Doctors at NewYork-Presbyterian Hospital/Weill Cornell Medical Center are using the Wii to help scan through an ever-increasing workload of patient X-ray and MRI images.
Instead of spending hours at a time navigating through pictures using basic keyboard and mouse clicks, which can lead to repetitive motion injuries such as carpal tunnel syndrome, one cycles through scans with the Wii by just rotating the wrist.
"The remote is very intuitive," explained George Shih, a radiologist at Weill Cornell Medical College, who with his colleagues helped develop the system that links the Wii remote to the diagnostic computer.
At Weill, "Wii-habilitation" therapists are using the console to help patients with burn injuries. For such patients, moving and stretching the skin is very painful, but crucial for a successful recovery.

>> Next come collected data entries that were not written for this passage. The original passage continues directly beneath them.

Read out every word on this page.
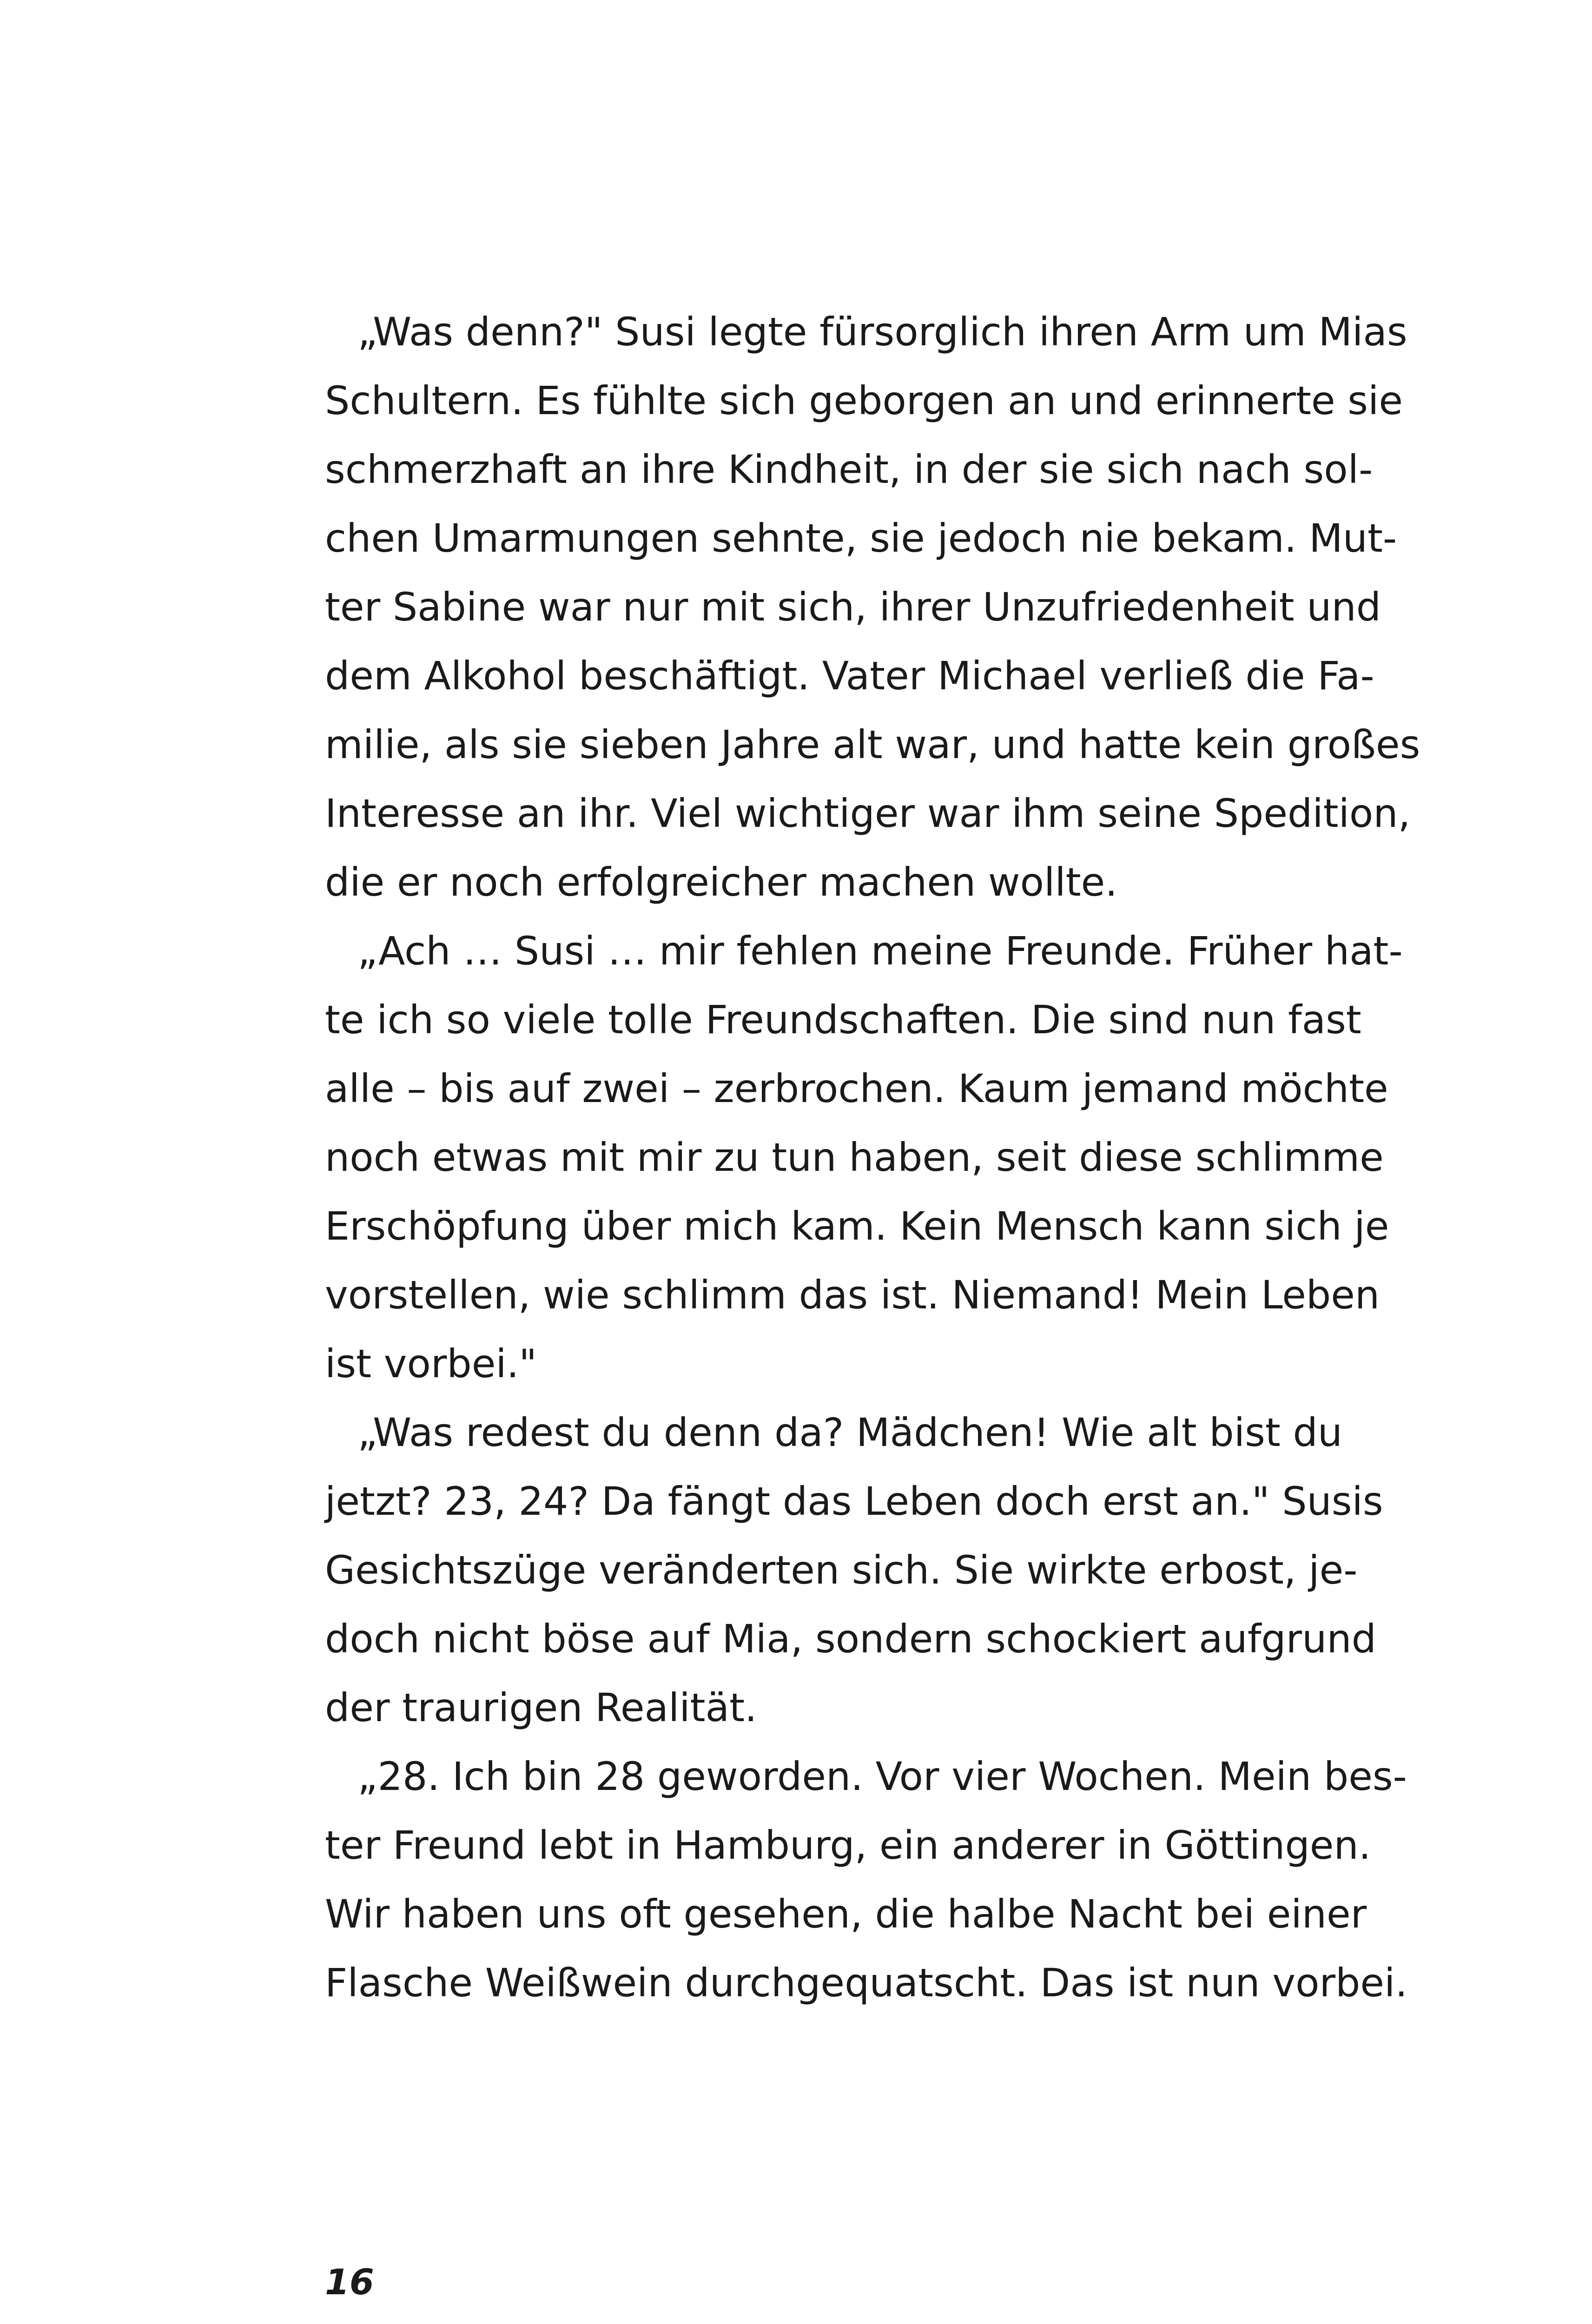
„Was denn?" Susi legte fürsorglich ihren Arm um Mias
Schultern. Es fühlte sich geborgen an und erinnerte sie
schmerzhaft an ihre Kindheit, in der sie sich nach sol-
chen Umarmungen sehnte, sie jedoch nie bekam. Mut-
ter Sabine war nur mit sich, ihrer Unzufriedenheit und
dem Alkohol beschäftigt. Vater Michael verließ die Fa-
milie, als sie sieben Jahre alt war, und hatte kein großes
Interesse an ihr. Viel wichtiger war ihm seine Spedition,
die er noch erfolgreicher machen wollte.
„Ach … Susi … mir fehlen meine Freunde. Früher hat-
te ich so viele tolle Freundschaften. Die sind nun fast
alle – bis auf zwei – zerbrochen. Kaum jemand möchte
noch etwas mit mir zu tun haben, seit diese schlimme
Erschöpfung über mich kam. Kein Mensch kann sich je
vorstellen, wie schlimm das ist. Niemand! Mein Leben
ist vorbei."
„Was redest du denn da? Mädchen! Wie alt bist du
jetzt? 23, 24? Da fängt das Leben doch erst an." Susis
Gesichtszüge veränderten sich. Sie wirkte erbost, je-
doch nicht böse auf Mia, sondern schockiert aufgrund
der traurigen Realität.
„28. Ich bin 28 geworden. Vor vier Wochen. Mein bes-
ter Freund lebt in Hamburg, ein anderer in Göttingen.
Wir haben uns oft gesehen, die halbe Nacht bei einer
Flasche Weißwein durchgequatscht. Das ist nun vorbei.
16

"If a burn injury is near joints, the healing process makes the skin tight, so the natural tendency is not to move normally," said Roger Yurt, chief of burn surgery at NewYork-Presbyterian Hospital/Weill Cornell Medical Center. "However, if the patients don't, the joint itself starts to get stiff, so right from the beginning after a significant burn injury, patients have to start doing physical therapy."
The researchers have found that Wii games not only help the burn patients exercise as they need to, but "get their mind off their disease, accomplish the objectives of the therapy without being routine and boring and monotonous," said researcher and physical therapist Sam Yohannan at NewYork-Presbyterian Hospital/Weill Cornell Medical Center.
"If they're in for multiple surgeries, for an extended period of time, it gives them a little bit of escape, doing some sort of sport with scenery that's typically outdoors," Yohannan added. "And it also improves socialization, and that's a big part of burn rehabilitation and therapy, to get social support."
Such research, or "Wii-search" as Yohannan said he sometimes calls it, "is very cutting edge, and there will be a lot more in the future, to see why and how games can better improve the health of patients. It's a great and inexpensive technology."